Entering opening balance for credit card account

I recently took my first Financial Accounting and (separate) Quickbooks course at a local college.

I decided to try and use QB 2014 Pro to manage my personal finances, fully realizing the pros and cons of doing so vs. Quicken.

I want to start managing my Visa credit card and recording transactions for it.

My original thought, based on reading online and watching Youtube videos about same, was to enter my opening balance as the last day on my last statement, then I would simply start entering transactions to "catch up".  Then, at some point (next statement?) I would perform the reconciliation process.

The thing that made me hold off was a comment on the official QB support that said something like:
"enter the start date from the credit card statement *before* your company start date"... (I cannot find this exactly online now).
Well, my "start date", as far as I can understand from reading online, is really just the first transaction I entered, which was the opening balance for my checking acct on 10/21/13.

My current VISA stmt is from 10/25.

Is there any reason I simply cannot enter that date and balance as my opening balance for that account, and then start entering transactions?  I obviously do not want to go back a whole month to enter all of those transactions!

To sum up:
1.  Can I use my Visa statement starting balance date as the ending date from my last statement on 10/25/13, even though that is *past* my company start date?

3 Comments
kko
Level 3

Yes.  Use the ending balance of your September statement...

Yes.  Use the ending balance of your September statement as your opening balance. 

Highlighted
kko
Level 3

Yes.  Use the ending balance of your September statement...

Yes.  Use the ending balance of your September statement as your opening balance. 

Level 15

Let's review the Purpose: using the credit card to make p...

Let's review the Purpose: using the credit card to make purchases is a Cash Basis event.
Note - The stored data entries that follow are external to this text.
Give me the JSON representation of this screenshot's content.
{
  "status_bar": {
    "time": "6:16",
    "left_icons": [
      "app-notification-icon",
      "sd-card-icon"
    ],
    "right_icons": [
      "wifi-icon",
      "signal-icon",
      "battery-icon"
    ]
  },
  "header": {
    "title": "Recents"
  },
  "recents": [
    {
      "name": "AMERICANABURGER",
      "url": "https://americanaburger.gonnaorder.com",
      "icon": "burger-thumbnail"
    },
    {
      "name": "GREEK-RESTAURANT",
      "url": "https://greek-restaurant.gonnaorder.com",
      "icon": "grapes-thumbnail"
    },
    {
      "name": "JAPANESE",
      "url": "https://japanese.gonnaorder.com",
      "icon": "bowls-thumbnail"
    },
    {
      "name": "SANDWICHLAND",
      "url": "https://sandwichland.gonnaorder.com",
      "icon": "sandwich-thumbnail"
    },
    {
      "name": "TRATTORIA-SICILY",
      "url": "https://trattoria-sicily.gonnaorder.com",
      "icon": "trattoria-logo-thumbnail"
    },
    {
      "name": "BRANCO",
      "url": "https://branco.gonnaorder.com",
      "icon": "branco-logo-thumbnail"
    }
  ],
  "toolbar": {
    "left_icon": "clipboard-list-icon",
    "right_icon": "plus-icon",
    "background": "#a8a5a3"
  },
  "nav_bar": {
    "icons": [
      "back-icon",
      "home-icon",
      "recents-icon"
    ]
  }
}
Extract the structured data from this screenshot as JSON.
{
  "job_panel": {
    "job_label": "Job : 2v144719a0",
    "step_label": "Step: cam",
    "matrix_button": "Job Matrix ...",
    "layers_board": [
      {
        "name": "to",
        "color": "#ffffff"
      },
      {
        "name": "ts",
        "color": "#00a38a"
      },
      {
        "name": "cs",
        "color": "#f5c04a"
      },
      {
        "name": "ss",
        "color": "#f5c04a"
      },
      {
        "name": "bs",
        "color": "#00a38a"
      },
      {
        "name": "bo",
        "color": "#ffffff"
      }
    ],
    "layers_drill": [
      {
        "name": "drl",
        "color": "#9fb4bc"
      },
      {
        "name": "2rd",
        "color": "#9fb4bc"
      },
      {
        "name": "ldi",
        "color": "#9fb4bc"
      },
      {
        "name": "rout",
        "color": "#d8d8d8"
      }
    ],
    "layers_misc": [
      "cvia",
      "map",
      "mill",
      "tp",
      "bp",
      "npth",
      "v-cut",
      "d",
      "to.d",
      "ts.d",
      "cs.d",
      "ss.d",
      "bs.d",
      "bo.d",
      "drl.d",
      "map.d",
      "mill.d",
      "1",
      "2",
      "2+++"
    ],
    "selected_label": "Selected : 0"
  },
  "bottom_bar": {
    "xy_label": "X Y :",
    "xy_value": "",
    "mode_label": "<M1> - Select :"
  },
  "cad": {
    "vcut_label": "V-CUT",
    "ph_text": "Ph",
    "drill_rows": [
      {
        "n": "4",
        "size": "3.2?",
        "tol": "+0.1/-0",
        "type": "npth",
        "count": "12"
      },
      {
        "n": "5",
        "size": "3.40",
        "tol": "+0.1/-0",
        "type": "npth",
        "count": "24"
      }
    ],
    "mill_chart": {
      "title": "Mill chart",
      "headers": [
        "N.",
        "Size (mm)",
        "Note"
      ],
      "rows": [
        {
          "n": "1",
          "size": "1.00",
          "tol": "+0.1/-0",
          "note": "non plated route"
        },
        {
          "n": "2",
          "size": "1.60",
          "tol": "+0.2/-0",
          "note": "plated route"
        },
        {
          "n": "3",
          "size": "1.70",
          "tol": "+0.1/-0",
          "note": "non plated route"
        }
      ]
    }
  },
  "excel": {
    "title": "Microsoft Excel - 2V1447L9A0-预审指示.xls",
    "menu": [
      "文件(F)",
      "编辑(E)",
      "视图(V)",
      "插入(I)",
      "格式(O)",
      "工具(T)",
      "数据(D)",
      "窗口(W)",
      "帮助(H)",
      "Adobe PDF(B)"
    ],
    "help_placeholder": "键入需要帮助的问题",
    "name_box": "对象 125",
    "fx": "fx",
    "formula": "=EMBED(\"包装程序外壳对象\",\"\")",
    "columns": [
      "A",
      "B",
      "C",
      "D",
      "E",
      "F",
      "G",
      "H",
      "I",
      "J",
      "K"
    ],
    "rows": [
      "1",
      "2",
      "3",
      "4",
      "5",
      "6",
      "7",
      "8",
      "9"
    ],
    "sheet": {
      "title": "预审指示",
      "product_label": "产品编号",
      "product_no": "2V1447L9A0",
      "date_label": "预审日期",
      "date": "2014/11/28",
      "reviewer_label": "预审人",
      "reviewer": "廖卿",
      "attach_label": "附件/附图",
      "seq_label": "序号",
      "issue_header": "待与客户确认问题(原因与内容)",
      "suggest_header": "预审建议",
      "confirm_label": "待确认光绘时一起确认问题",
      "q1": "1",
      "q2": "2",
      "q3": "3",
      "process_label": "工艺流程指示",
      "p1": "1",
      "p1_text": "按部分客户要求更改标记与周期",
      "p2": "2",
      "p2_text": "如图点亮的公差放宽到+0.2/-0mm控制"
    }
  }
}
The date you made that purchase, you took a micro-loan from VISA. This puts you more into Debt with VISA. The CC account is a Liability type of account. So, the individual Charge Entries are Expense to report. If they are from a prior tax year, you would not enter them again in the current cycle. As you know, then, having Debt decreases your Equity. So, the first charge for the "transition date" or Start Date of your data, for an overlapping debt balance owed, is Enter Credit Card Charge and the expense reason is Owner Equity or Retained Earnings = from last year.

 

From here, on, you enter for this fiscal year the spending details. These increase what your owe on that card, but you have the individual Purchase names and dates.

 

And the statement is used to reconcile. Never allow QB to make a Bill; there is no Bill for this. That would be hiding CC liability in AP liability. The Payment to the card company, in Check entry, is going to show only the CC account, to show you paid against that debt balance.

 

A Common mistake is to treat the Account Statement as a bill; you never bought anything from VISA or AMEX and not on that one date. The reason you don't use a Bill to pay CC listing only the CC account, is that the Bill is treated as paying the CC account in full, which may not match what you actual pay each cycle, making it impossible to reconcile to the Card Statement and affecting the Cash vs Accrual basis reporting accuracy.